El mundo gótico, espacio-tiempo mental de la cultura, siempre existió, aunque el nombre alcanza su estabilidad en el siglo XIX con la entrada de ciertos toques medievalistas en el imaginario romántico. Pero en el siglo XVI William Shakespeare lo prefiguró con una nitidez llena de referencias dramáticas donde lo ominoso y el mundo del mal adquieren una musculatura y un ritmo constantes, hasta que aparece Giovanni Battista Piranesi. En sus ensayos sobre sus grabados, bien conocidos por la posteridad bajo el título de Cárceles imaginarias (Carceri d’invenzione), Aldous Huxley y Serguei Eisenstein coinciden en decir que allí nace el ámbito de lo extraño y lo siniestro. Las carceri subrayan lo fatídico, lo aborrecible, lo que tiende a alejarse de la buenaventura y de la luz. Sin embargo, siempre habría una suerte de luz aciaga en el gótico: esa que permite ver o adivinar la monstruosidad.

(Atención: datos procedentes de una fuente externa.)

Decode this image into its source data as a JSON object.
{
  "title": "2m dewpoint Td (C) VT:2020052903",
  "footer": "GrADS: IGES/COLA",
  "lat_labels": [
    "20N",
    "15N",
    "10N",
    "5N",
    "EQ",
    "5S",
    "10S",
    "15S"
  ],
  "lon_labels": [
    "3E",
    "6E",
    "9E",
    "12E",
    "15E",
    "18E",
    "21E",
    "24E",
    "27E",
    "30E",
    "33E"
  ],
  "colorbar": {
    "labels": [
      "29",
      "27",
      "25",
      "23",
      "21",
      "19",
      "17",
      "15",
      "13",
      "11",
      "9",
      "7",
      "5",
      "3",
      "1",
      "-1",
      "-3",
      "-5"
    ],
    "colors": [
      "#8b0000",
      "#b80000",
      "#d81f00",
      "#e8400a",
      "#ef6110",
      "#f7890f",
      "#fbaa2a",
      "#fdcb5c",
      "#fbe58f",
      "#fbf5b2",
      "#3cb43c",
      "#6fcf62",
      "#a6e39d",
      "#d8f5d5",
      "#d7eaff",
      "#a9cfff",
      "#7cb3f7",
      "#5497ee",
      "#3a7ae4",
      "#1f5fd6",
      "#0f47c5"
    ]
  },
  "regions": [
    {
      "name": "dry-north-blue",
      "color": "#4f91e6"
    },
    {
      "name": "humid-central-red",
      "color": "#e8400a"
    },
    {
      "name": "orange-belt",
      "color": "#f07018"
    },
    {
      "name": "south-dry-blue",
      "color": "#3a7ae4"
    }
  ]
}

Y se trata no tanto de la monstruosidad física, que podríamos relacionar con el aparato del carnaval y de lo pantagruélico (recordemos lo monstruoso como derivación de cierto conceptismo que hace las paces con el barroco), sino más bien una monstruosidad del alma, del paisaje interior, del pretérito sorprendente e inimaginable que no se quiere enseñar (por ejemplo), a no ser que sea forzoso hacerlo y, en efecto, se haga, pero lentamente, paso a paso, para que el monstruo nos deje con la boca abierta, como ocurre en The Barber (2014), de Basel Owies, donde hay una maravillosa actuación de Scott Glenn, que interpreta a un asesino en serie de astucia incalculable (Frank A. Visser). El monstruo se disfraza de hombre sencillo, inadvertido, cordial (Eugene Van Vingerdt), pero en secreto está obsesionado por la sangre, el filo de las navajas y el ejercicio de una violencia austera, limpia, contenida.